COVID-19 IN PEDIATRIC HEMATOLOGY AND ONCOLOGY PATIENTS IN NEW YORK CITY
- Bradley Gampel, United States of America
- Alexandre G. Troullioud Lucas, United States of America
- Larisa Broglie, United States of America
- Robyn D. Gartrell-Corrado, United States of America
- Margaret T. Lee, United States of America
- Jennifer Levine, United States of America
- Manuela Orjuela-Grimm, United States of America
- Prakash Satwani, United States of America
- Julia Glade Bender, United States of America
- Stephen Roberts, United States of America
Abstract
Background and Aims
Little is known about Covid-19 disease in pediatric hematology, oncology and hematopoietic cell transplant (HCT) patients. New York City (NYC), the epicenter of Covid-19 infection in the United States, can provide valuable data in this population. We describe the characteristics and clinical course of Covid-19 disease in patients treated at our centers.
Methods
We identified all patients tested for Covid-19, ages 0-21 years, and cared for by pediatric hematology, oncology, and HCT services at Memorial Sloan Kettering Cancer Center (MSK) and New York Presbyterian Hospital (NYP, Columbia University Irving Medical Center and Weill Cornell Medical Center) through April 6, 2020. Demographic, clinical course, and outcomes were identified and descriptively summarized for Covid-19 positive patients.
Results
Patients (n=174) were tested for Covid-19 at MSK (n=120, all patients were screened) and NYP (n = 54, ‘at risk’ patients were screened); nineteen tested positive (11%), males > females (adjusted Odds Ratio 3.1).
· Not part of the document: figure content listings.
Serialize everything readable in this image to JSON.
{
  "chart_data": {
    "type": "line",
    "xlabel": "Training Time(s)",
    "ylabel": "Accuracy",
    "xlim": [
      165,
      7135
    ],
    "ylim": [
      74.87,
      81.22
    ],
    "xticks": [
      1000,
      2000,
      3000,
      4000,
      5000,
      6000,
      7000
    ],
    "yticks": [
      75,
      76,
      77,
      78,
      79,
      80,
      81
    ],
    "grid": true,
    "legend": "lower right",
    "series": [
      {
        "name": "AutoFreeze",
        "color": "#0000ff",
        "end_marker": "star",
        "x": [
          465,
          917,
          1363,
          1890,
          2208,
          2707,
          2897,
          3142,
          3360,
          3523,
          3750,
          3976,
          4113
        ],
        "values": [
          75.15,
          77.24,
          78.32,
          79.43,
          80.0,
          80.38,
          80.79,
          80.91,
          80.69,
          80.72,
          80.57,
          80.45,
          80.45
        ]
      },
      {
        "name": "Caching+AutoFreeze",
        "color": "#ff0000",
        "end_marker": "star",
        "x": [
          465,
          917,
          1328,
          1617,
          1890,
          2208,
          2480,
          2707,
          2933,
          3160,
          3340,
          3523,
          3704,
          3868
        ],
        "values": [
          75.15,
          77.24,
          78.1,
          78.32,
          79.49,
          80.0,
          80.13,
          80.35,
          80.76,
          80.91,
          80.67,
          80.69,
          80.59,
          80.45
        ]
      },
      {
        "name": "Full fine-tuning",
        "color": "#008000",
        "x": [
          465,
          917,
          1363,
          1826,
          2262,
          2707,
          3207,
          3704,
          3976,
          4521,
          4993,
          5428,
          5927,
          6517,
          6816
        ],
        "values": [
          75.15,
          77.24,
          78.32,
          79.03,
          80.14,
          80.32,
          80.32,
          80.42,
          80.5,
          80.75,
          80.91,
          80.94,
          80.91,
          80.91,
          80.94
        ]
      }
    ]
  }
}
Three had non-malignant hematologic diagnoses, fourteen had cancer, and two were post-HCT. The most common presenting symptoms were fever (n=13), cough (n=9), and difficulty breathing (n=7). Nine of fourteen cancer patients (64%) experienced treatment delays due to Covid-19 positivity. Eleven patients were hospitalized; five required intensive care, including one with sickle cell disease who died of Covid-19 related complications. No Covid-19 positive patients who were initially managed as outpatients subsequently required admission.
Conclusions
The majority of patients had mild disease and many were managed as outpatients. Males appeared to have a higher incidence of infection compared to females. Covid-19 led to treatment delays in most cancer patients, however those who received myelosuppressive chemotherapy during and prior to infection did not appear to have increased complications. Oncologic patients without underlying comorbidities beyond their cancer do not appear to have a greater risk of complications from Covid-19 than other children.